The 52-year-old Grammy Awards, which until recently still featured polka, are more reluctant to make changes than the Oscars and the Emmys. As we wait for tonight’s nominee unveiling, Todd Martens offers up some ideas for how the awards can stay relevant, in the Los Angeles Times:
- Give album of the year to Kanye West: Once a frontrunner, his loudmouth antics now have people doubting whether he’ll even be nominated—but there’s no question that he’s “been the face of hip-hop since 2004,” and he deserves to win.
- Don’t give Taylor Swift too many awards: “As the CMAs, AMAs, VMAs, and ACMs all went and gave Swift top accolades in 2009, Grammy voters shouldn't feel obligated to follow suit.” Swift is great, but she doesn’t deserve album of the year.

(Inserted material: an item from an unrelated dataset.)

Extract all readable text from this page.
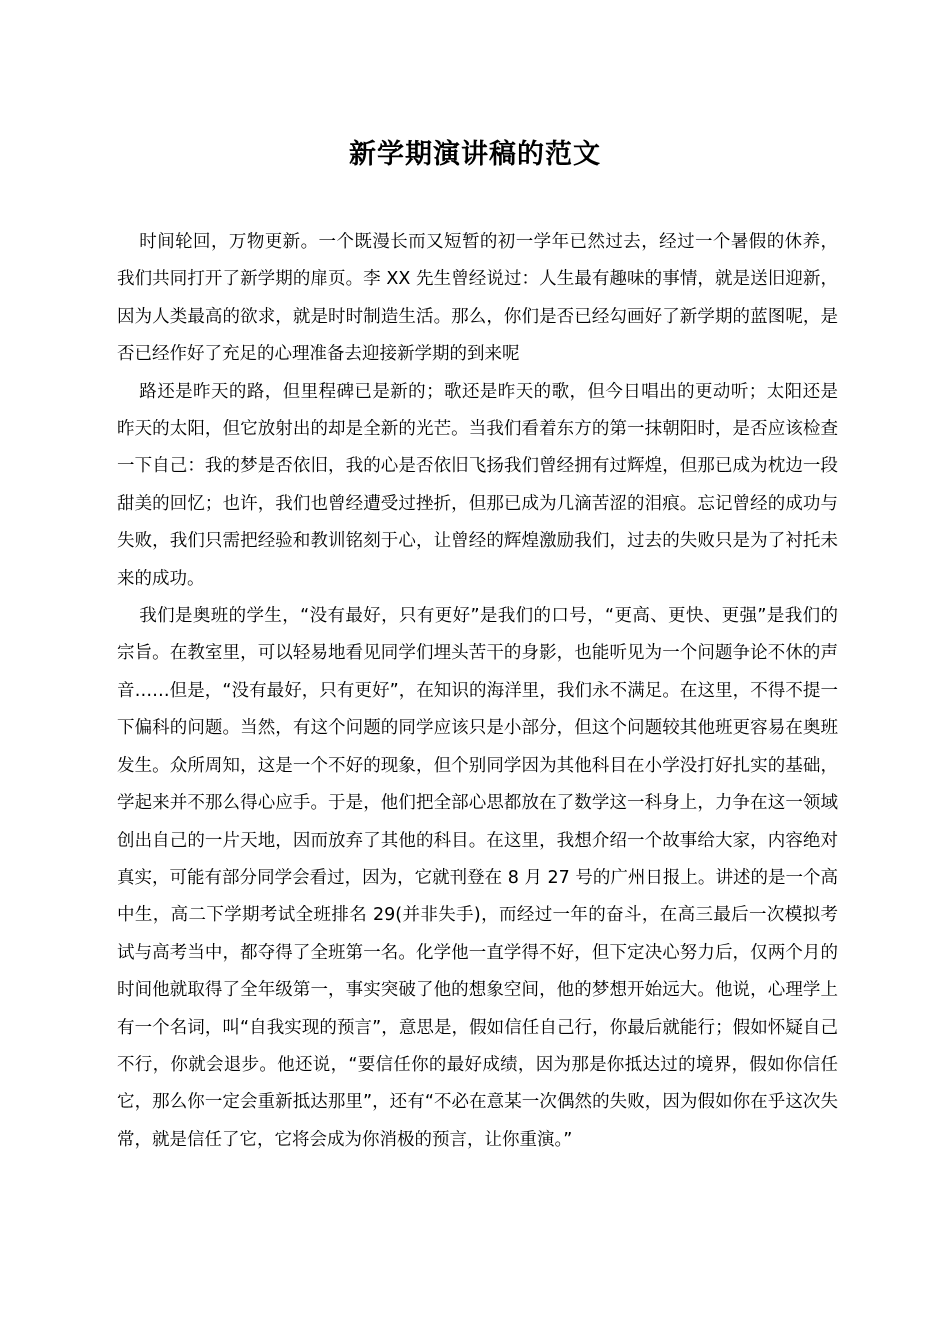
新学期演讲稿的范文

时间轮回，万物更新。一个既漫长而又短暂的初一学年已然过去，经过一个暑假的休养，我们共同打开了新学期的扉页。李 XX 先生曾经说过：人生最有趣味的事情，就是送旧迎新，因为人类最高的欲求，就是时时制造生活。那么，你们是否已经勾画好了新学期的蓝图呢，是否已经作好了充足的心理准备去迎接新学期的到来呢

路还是昨天的路，但里程碑已是新的；歌还是昨天的歌，但今日唱出的更动听；太阳还是昨天的太阳，但它放射出的却是全新的光芒。当我们看着东方的第一抹朝阳时，是否应该检查一下自己：我的梦是否依旧，我的心是否依旧飞扬我们曾经拥有过辉煌，但那已成为枕边一段甜美的回忆；也许，我们也曾经遭受过挫折，但那已成为几滴苦涩的泪痕。忘记曾经的成功与失败，我们只需把经验和教训铭刻于心，让曾经的辉煌激励我们，过去的失败只是为了衬托未来的成功。

我们是奥班的学生，“没有最好，只有更好”是我们的口号，“更高、更快、更强”是我们的宗旨。在教室里，可以轻易地看见同学们埋头苦干的身影，也能听见为一个问题争论不休的声音……但是，“没有最好，只有更好”，在知识的海洋里，我们永不满足。在这里，不得不提一下偏科的问题。当然，有这个问题的同学应该只是小部分，但这个问题较其他班更容易在奥班发生。众所周知，这是一个不好的现象，但个别同学因为其他科目在小学没打好扎实的基础，学起来并不那么得心应手。于是，他们把全部心思都放在了数学这一科身上，力争在这一领域创出自己的一片天地，因而放弃了其他的科目。在这里，我想介绍一个故事给大家，内容绝对真实，可能有部分同学会看过，因为，它就刊登在 8 月 27 号的广州日报上。讲述的是一个高中生，高二下学期考试全班排名 29(并非失手)，而经过一年的奋斗，在高三最后一次模拟考试与高考当中，都夺得了全班第一名。化学他一直学得不好，但下定决心努力后，仅两个月的时间他就取得了全年级第一，事实突破了他的想象空间，他的梦想开始远大。他说，心理学上有一个名词，叫“自我实现的预言”，意思是，假如信任自己行，你最后就能行；假如怀疑自己不行，你就会退步。他还说，“要信任你的最好成绩，因为那是你抵达过的境界，假如你信任它，那么你一定会重新抵达那里”，还有“不必在意某一次偶然的失败，因为假如你在乎这次失常，就是信任了它，它将会成为你消极的预言，让你重演。”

- Stop ignoring independent labels: Indie artists have resoundingly and regularly cracked the top 20 on the album chart. "Grammy voters have largely been blind to this shift. The best new artist category is an obvious place to sneak in some indie newcomers, and the Jonas Brothers don't count.”
- Change the eligibility period: Timing is the only thing keeping Jay-Z’s The Blueprint 3, Pearl Jam’s Backspacer, and Rihanna’s Rated R—among others—from being considered this year.
- Get rid of more categories: “Really, no one truly knows the difference between best R&B album and best contemporary R&B album (Mary J. Blige seems to waft between both without any rhyme or reason).”